We need to update the definition of the word “personalize”, Stu Heinecke insists in his book Get the Meeting. Why? To differentiate between the two forms “wide” and “deep”. Wide personalization, Heinecke explains, applies readily available data across an audience, while deep personalization applies individualized research findings to produce unique outreach elements, one by one.

Can blogging do both?

Personalizing on the audience end:
At Say It For You, I teach that everything about your blog should be tailor-made for that customer – the words you use, how technical you get, how sophisticated your approach, the title of each blog entry – all of it. And since we content writers are hired by clients to tell their story online to their target audiences, we need to do intensive research, as well as take guidance from the business owner’s or practitioner’s experience and expertise.

Now, since blogging is part of inbound marketing, it cannot involve researching each individual’s hobbies and preferences, creating and shipping unique gifts in order to “get the meeting”.

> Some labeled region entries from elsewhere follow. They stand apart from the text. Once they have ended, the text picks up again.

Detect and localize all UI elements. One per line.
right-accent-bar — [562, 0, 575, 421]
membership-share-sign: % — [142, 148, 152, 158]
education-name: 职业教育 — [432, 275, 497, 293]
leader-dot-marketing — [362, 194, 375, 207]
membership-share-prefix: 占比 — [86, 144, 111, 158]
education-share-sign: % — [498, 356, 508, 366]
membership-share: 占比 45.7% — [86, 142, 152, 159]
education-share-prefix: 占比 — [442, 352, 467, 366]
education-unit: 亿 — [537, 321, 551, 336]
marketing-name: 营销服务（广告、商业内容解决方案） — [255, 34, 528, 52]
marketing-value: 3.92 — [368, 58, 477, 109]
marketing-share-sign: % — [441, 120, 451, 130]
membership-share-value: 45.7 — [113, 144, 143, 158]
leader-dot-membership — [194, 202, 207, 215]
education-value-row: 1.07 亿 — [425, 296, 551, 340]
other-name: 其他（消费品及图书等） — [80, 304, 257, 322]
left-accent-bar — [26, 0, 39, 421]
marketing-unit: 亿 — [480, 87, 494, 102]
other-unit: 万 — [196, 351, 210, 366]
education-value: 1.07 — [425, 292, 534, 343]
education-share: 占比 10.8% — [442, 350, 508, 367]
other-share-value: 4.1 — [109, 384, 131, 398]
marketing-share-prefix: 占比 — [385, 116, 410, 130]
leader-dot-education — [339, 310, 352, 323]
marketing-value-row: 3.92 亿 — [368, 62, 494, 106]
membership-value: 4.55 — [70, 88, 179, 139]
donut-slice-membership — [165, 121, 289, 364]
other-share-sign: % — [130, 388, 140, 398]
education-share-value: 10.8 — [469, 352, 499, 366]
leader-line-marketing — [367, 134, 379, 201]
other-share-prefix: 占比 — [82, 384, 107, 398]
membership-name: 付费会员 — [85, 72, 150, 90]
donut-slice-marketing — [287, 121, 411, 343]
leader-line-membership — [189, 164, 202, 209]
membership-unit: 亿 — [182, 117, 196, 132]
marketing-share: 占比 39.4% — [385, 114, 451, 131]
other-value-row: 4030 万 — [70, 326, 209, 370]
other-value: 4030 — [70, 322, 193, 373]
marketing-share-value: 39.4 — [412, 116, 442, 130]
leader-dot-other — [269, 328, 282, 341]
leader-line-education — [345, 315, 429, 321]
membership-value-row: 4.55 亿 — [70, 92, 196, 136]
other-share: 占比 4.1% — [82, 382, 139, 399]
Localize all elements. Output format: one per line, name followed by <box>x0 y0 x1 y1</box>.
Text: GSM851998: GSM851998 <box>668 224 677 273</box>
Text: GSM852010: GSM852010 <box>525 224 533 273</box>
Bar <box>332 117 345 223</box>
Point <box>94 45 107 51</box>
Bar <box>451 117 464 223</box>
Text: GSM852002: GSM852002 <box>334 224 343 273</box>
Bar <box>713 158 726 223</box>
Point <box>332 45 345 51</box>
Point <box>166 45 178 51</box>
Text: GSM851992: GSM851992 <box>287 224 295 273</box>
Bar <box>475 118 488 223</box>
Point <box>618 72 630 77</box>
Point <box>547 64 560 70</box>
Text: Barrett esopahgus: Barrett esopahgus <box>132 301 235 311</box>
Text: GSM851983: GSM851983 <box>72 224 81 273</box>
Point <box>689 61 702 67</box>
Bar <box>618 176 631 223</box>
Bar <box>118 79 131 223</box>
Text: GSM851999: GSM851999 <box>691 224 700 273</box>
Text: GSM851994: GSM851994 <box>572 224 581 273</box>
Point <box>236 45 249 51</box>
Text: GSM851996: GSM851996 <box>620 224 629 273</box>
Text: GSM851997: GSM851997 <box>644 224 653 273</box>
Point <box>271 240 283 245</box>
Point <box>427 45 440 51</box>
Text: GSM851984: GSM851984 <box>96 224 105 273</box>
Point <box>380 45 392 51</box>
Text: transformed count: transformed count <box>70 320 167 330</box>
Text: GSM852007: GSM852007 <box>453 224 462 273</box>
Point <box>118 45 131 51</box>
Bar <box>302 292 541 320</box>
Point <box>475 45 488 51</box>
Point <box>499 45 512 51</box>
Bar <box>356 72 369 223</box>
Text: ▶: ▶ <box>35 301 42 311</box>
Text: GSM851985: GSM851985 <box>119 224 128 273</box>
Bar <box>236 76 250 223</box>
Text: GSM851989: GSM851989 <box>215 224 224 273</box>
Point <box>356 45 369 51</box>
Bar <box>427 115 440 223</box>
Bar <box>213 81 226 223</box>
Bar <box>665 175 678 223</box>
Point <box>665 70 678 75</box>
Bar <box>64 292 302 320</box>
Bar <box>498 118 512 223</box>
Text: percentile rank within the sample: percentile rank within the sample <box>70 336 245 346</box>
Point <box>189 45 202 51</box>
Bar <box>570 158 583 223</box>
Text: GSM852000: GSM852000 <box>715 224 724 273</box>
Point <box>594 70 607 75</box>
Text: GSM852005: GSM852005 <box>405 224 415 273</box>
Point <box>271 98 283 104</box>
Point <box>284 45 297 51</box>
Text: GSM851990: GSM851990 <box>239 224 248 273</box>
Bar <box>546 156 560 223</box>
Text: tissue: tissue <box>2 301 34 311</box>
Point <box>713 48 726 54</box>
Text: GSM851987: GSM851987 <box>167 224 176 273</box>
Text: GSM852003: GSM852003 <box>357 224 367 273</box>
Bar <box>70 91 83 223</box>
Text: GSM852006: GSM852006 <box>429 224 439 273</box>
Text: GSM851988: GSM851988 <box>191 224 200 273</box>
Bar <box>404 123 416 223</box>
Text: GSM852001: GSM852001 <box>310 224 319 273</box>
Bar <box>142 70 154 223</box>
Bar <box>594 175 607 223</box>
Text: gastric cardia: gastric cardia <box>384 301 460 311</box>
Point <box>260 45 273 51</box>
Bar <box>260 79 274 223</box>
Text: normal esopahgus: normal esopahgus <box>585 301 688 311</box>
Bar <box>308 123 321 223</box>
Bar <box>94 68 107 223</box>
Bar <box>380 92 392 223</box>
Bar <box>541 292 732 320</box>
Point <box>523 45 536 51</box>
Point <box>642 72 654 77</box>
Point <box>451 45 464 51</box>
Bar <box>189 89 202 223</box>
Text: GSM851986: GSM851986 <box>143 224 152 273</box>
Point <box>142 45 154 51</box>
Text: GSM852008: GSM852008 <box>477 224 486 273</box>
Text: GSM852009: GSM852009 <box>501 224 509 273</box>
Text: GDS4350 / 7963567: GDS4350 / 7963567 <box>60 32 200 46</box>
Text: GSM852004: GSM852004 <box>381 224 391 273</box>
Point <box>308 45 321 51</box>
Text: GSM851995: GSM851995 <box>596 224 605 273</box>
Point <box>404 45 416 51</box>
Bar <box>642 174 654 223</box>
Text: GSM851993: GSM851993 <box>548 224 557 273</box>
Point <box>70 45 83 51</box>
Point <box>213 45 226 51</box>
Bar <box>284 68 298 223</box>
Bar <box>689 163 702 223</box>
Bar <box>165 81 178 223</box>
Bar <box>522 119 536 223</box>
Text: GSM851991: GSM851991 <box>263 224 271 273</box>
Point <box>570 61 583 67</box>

On the other hand, as Mo the Blog Coach explains, having an abstract audience in mind when creating content is ineffective, causing you to ramble on, trying to help ALL the people. Instead, she advises, “humanize your reader, singling them down to one specific person experiencing one specific problem.

Personalizing on the blog marketer’s end with I-you language:
In blog marketing, I stress first person writing because of its one enormous advantage – it shows the people behind the posts, revealing the personality of the person or the team standing ready to serve customers.

It was apparent the editors of Flea Market Home & Living magazine had latched onto this exact secret. Each page featured a designer – or homeowner – statement beginning in first person:

  • “I make things out of what most folks consider garbage and get an inordinate amount of pleasure from it.”
  • “I try not to follow any rules. I really try not to copy anyone and I try to avoid trends.”
  • “I believe your sense of color is like a muscle that needs to e exercised.”
  • “I feel good supporting the local Goodwill. Plus, with the money I save, I feel better about the occasional splurge.”

In blog marketing, customers might be asked for statements like these – sharing stories of unique ways they used your product or service, or describing a problem you helped them solve. On marketers’ end, “I” and “we” statements give readers the feeling that the providers of the services and products are speaking directly to them. In fact, in business blogging, one goal should be to present the business or practice as very personal rather than merely transactional, reminding readers that there are real life humans behind the content on the website.

Blog content with the greatest chance of success is personalized on both ends!